06 novembre 2013

Annuncio-choc della Generalitat Valenciana: soppresso l'ente radiotelevisivo "autonómico"


Tra Spagna e Grecia ormai l'abbiamo capito. Dobbiamo rassegnarci a vederne altre di fotografie come queste. Sono tutte drammaticamente uguali: la disperazione di giornalisti e programmisti rimasti senza lavoro è sempre la stessa. In questo caso si tratta dei lavoratori di RTVV, l'ente radiotelevisivo della Generalidad Valenciana, una delle tante espressioni della peculiare spirito autonomista dell'ordinamento spagnolo. La Radiotelevisión Valenciana aveva iniziato a trasmettere nel 1989, dopo qualche anno dall'approvazione di una legge del locale Parlamento, le Corts Valencianes. Oltre ai programmi televisivi l'ente diffondeva due canali radiofonici, Radio Nou (9), e la musicale Radio Sí. Perché i verbi sono al passato? Perché oggi il governo valenciano ha annunciato che RTVV chiude i battenti, crollata sotto l'insostenibile peso dei debiti: circa 1,2 miliardi di euro per un organico di 1.700 persone, oggi rimaste per strada.
La cronaca dei fatti non è così semplice.
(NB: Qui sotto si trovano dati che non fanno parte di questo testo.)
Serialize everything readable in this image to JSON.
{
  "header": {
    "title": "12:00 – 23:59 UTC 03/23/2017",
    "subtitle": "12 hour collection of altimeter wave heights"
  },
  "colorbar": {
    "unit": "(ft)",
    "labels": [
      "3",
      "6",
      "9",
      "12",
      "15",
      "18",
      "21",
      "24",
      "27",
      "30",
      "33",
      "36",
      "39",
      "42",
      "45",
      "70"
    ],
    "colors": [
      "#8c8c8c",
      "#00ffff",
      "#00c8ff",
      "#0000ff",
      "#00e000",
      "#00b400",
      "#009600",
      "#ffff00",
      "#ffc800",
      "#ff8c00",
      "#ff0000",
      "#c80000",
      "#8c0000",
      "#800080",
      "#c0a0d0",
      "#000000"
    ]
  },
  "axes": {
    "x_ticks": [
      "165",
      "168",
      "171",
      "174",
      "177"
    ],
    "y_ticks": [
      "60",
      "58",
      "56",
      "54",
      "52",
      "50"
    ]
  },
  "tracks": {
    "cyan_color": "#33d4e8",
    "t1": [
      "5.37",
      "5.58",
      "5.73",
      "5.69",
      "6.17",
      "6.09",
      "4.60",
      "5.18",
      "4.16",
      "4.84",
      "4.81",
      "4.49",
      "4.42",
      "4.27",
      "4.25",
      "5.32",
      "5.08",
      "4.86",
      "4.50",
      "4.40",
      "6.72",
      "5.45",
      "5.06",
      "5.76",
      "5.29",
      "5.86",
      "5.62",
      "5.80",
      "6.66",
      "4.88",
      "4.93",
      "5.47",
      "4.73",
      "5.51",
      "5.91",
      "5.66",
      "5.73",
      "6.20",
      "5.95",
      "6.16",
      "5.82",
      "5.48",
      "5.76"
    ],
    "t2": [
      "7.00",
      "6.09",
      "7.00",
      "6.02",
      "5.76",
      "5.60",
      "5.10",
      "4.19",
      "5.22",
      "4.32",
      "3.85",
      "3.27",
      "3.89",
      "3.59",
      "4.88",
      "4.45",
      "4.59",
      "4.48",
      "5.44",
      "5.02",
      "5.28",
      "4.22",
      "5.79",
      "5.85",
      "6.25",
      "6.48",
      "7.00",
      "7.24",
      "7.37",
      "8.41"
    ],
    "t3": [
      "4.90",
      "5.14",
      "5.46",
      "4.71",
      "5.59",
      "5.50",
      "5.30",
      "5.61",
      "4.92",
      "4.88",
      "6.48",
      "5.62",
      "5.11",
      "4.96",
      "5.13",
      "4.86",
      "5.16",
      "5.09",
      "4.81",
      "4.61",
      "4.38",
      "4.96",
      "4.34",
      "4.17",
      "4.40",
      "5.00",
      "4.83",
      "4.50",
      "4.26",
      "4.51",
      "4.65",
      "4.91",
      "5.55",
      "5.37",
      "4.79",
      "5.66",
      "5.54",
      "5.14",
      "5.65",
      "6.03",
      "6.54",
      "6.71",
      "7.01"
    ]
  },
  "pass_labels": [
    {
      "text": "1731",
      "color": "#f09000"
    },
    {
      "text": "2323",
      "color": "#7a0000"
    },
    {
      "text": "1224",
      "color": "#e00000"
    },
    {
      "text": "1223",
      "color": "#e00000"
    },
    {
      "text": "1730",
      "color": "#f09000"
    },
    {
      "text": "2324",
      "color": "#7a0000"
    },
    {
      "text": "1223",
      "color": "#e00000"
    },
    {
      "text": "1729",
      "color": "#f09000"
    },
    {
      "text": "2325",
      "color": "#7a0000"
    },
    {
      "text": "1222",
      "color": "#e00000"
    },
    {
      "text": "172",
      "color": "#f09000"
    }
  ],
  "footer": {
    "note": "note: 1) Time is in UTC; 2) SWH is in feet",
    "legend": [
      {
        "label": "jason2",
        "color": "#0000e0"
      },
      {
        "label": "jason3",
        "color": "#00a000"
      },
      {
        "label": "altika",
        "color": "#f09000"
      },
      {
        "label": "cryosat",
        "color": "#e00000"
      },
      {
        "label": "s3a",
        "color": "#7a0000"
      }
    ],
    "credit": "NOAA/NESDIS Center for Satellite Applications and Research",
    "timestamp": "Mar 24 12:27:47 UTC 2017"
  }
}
Prima di pervenire a una decisione così estrema (e molto probabilmente irreversibile) il governo autonomo guidato da Alberto Fabra, del Partido Popular, aveva cercato di portare avanti un piano di dismissioni controllate e di esternalizzazione delle produzioni gestite dall'ente pubblico locale guidato da una direttrice, Rosa Vidal. Poche ore fa tuttavia, quel piano è stato giudicato illecito dal tribunale superiore di giustizia della stessa Generalitat. Non essendo riuscito a ridurre l'organico, Fabra ha optato per la chiusura definitiva. Sono bastate tre righe di testo in un comunicato ufficiale: "descartado, por lo tanto, el camino que había decidido emprender el Consell, sólo queda la otra vía que es, lamentablemente, proceder a la supresión del servicio público de la radio y la televisión de ámbito autonómico.
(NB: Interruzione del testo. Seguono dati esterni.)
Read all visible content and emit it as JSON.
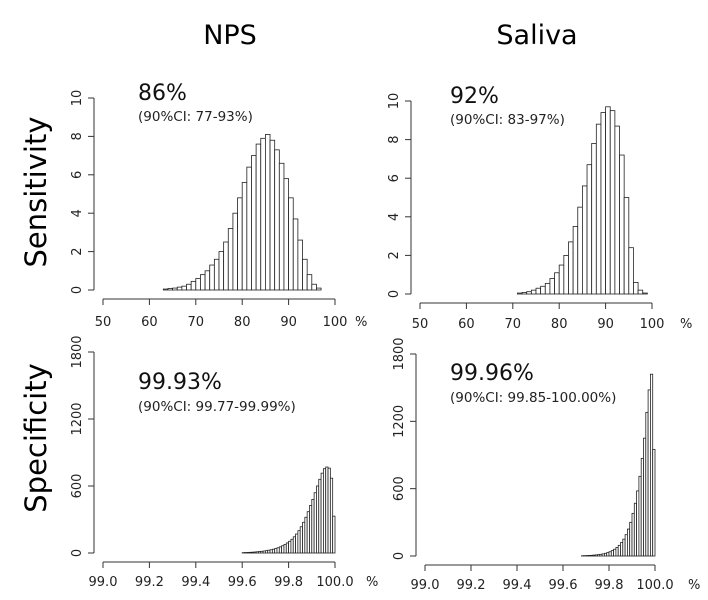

Le polemiche ovviamente non mancano. El País nella sua edizione locale racconta che la crisi di RTVV è cominciata proprio con le gestioni "firmate" dal partito di Fabra. Dieci anni fa l'ente locale pubblico funzionava bene con un terzo del personale. Poi è cambiato il vento politico e i nuovi direttori generali da un lato hanno cominciato a promuovere una politica di parziale privatizzazione ed esternalizzazione delle produzioni, ma dall'altro hanno continuato ad assumere personale e ad accumulare debiti. In un altro articolo però lo stesso giornale riconosce che i tagli delle sovvenzioni e il crollo del mercato pubblicitario hanno messo in crisi tutti gli enti radiotelevisivi autonomi spagnoli che affiancano, nelle varie aree, l'ente nazionale RTVE. Se altri organismi sono riusciti a tenersi in piedi con molti sacrifici, quello valenciano è il primo a crollare e la regione sarà l'unica a non poter tutelare la propria diversità linguistica (il valenciano è una variante dialettale del catalano) attraverso la radio e la televisione.
La chiusura di Nou e Sí ha un risvolto personale che ovviamente è del tutto marginale rispetto al dramma di tanti lavoratori licenziati e delle loro famiglie. Entrambe le emittenti, in buone condizioni propagative troposferiche, riuscivano a superare il migliaio di chilometri di mare che separano la costa di Valencia dalla Sicilia occidentale. Le loro frequenze scompariranno anche dalle mie avventure radiofoniche estive.